Notice that Name claim type http://schemas.xmlsoap.org/ws/2005/05/identity/claims/name is reserved by SharePoint. In this example, we use –LocalClaimType to perform claim type mapping to http://schemas.contoso.com /identity/claims/name. We will see the reason why later. In SharePoint terms, this mapped claim type http://schemas.contoso.com/identity/claims/name is so called custom claim type (un-pre-defined claim type).

3. ADFS authenticates the user, generates the security token with 2 claims and posts back to SharePoint.

<saml:Attribute AttributeName="role” AttributeNamespace=" http://schemas.microsoft.com/ws/2008/06/identity/claims">

<saml:AttributeValue>SharePoint Users</saml:AttributeValue>

</saml:Attribute>

<saml:Attribute AttributeName=“name“ AttributeNamespace="http://schemas.xmlsoap.org/ws/2005/05/identity/claims">

<saml:AttributeValue>Jake</saml:AttributeValue>

</saml:Attribute>

4. SharePoint Security Token Service validates the security token, consumes the claims, remaps the Name claim and also generates its own claims as additions. All claims together will be passed to claims-based web application.

http://schemas.contoso.com/identity/claims/name = Jake

http://schemas.xmlsoap.org/ws/2005/05/identity/claims/role = SharePoint Users

http://schemas.microsoft.com/sharepoint/2009/08/claims/userid = 0ǵ.t|ADFSv2|Jake http://schemas.xmlsoap.org/ws/2005/05/identity/claims/name = Jake

http://sharepoint.microsoft.com/claims/2009/08/isauthenticated = true

Notice that the first claim is remapped by SharePoint based on the claim mapping in the configuration.

$Name = New-SPClaimTypeMapping "http://schemas.xmlsoap.org/ws/2005/05/identity/claims/name" -IncomingClaimTypeDisplayName "Display Name" –LocalClaimType "http://schemas.contoco.com/identity/claims/name

The last 3 claims with pre-defined claim types are generated by SharePoint and values are calculated based on the incoming claim values. The SharePoint generated claim with type http://schemas.xmlsoap.org/ws/2005/05/identity/claims/name is included as well. That is the reason why we need to use –LocalClaimType when setting up Trusted Identity Token Issuer mentioned in the step 2. The last claim http://sharepoint.microsoft.com/claims/2009/08/isauthenticated = true is based on authentication statement from the incoming security token.

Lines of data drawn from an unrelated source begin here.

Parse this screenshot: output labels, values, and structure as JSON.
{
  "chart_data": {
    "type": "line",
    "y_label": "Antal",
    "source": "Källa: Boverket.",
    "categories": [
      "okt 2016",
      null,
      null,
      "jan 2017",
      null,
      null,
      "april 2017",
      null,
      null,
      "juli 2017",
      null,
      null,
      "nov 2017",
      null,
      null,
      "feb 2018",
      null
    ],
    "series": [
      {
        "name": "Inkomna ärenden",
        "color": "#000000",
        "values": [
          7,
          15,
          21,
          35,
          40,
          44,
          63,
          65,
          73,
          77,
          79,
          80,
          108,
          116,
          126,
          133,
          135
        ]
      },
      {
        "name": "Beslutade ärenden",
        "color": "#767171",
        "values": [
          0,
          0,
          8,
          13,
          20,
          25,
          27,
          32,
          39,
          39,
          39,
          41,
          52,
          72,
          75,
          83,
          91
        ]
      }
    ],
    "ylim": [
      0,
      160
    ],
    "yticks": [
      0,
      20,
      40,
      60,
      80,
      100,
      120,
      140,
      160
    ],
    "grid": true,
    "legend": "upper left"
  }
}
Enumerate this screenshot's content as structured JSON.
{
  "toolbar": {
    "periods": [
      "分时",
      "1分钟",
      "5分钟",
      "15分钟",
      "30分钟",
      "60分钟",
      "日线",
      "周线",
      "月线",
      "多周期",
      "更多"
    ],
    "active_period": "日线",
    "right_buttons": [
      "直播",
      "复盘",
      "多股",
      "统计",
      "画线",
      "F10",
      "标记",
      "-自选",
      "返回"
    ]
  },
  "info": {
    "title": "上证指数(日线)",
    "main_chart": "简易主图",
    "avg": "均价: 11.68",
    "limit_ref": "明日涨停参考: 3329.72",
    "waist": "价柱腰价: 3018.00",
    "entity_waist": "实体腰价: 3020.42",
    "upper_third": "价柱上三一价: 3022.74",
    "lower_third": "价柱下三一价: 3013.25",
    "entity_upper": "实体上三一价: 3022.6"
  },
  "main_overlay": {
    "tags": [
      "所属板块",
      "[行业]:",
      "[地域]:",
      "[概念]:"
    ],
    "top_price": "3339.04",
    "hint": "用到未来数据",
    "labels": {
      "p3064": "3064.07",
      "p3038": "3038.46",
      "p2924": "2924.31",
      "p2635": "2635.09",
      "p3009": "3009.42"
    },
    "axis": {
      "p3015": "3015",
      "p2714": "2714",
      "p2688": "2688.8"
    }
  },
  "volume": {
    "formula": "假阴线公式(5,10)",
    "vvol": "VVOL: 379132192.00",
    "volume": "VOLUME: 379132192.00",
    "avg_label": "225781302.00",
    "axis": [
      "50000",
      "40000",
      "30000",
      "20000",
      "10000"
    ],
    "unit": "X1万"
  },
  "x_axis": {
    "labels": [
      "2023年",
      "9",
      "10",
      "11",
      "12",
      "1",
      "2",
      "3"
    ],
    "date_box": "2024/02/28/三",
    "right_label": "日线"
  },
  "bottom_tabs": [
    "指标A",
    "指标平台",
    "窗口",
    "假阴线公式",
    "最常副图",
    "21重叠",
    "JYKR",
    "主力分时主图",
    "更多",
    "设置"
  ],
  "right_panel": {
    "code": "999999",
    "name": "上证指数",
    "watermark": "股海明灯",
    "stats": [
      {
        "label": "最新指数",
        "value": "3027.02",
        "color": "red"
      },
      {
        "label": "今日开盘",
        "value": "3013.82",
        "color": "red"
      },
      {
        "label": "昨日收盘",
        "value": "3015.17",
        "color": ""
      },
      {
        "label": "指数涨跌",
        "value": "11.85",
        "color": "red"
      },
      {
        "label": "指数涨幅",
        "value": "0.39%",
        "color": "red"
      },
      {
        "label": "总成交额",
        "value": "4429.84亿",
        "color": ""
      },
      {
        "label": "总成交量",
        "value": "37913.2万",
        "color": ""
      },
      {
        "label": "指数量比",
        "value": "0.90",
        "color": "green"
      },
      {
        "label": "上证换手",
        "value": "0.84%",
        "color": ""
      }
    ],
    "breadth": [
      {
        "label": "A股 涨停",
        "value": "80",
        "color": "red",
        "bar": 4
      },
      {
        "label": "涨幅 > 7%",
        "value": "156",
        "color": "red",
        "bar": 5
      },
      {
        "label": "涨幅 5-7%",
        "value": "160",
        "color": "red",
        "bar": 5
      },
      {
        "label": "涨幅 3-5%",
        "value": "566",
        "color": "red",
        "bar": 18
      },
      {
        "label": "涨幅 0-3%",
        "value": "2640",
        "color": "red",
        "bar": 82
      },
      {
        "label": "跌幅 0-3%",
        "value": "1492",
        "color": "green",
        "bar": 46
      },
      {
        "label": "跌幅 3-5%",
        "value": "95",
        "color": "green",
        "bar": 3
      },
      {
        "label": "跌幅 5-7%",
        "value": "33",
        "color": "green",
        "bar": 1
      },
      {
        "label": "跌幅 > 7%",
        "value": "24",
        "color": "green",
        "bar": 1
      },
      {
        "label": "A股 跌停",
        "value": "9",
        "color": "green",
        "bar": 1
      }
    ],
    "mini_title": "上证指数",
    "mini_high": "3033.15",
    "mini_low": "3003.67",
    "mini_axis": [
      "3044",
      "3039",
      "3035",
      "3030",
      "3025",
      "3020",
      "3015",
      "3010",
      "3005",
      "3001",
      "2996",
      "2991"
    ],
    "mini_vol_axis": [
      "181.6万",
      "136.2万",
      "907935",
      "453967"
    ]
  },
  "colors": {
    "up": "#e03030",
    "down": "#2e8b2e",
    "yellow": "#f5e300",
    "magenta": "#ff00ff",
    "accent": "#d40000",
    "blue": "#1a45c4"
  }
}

5. Before all claims are passed to claims-based web application, SharePoint will perform authorization check. We can use People Picker to setup permission for authorization decision purposes. However in this blog, we would like to show how to use powershell to implement such permission settings.

For instance, we would like to allow all authenticated users to access this web application in the SharePoint group of “SharePoint Web Home Visitors” with Read permission level, we can do the following:

$web = Get-SPWeb "https://www.sharepoint.com:4443"

$Group = $web.SiteGroups["SharePoint Web Home Visitors"]

$claimPrincipal =New-SPClaimsPrincipal -EncodedClaim "c:0(.s|true"

$newUser = New-SPUser -UserAlias $claimPrincipal.ToEncodedString() -Web $web

$group.AddUser($newUser)

Notice that the "c:0(.s|true" is the encoded claim string for “All Authenticated Users”. The encoded claim string is based on SharePoint claim mapping format and rules as below:

c -> other claim (than Identity claim)

( -> claim type character of http://sharepoint.microsoft.com/claims/2009/08/isauthenticated

s -> local STS (SharePoint STS is the issuer for this claim, ie SharePoint generates its own)

true -> claim value (remember http://sharepoint.microsoft.com/claims/2009/08/isauthenticated = true)

To allow all authenticated users with claim of role “SharePoint Users” to access this web application in the SharePoint group of “SharePoint Web Home Visitors” with Read permission level, we can do the following:

$web = Get-SPWeb "https://www.sharepoint.com:4443"

$Group = $web.SiteGroups["SharePoint Web Home Visitors"]

$sts = Get-SPTrustedIdentityTokenIssuer "ADFSv2"

$claimPrincipal = New-SPClaimsPrincipal -ClaimValue "SharePoint Users" -ClaimType "http://schemas.microsoft.com/ws/2008/06/identity/claims/role" -TrustedIdentityTokenIssuer $sts

$newUser = New-SPUser -UserAlias $claimPrincipal.ToEncodedString() -Web $web

$group.AddUser($newUser)

6. Once the access is authorized, SharePoint will set FedAuth cookie and redirects the request to the original target.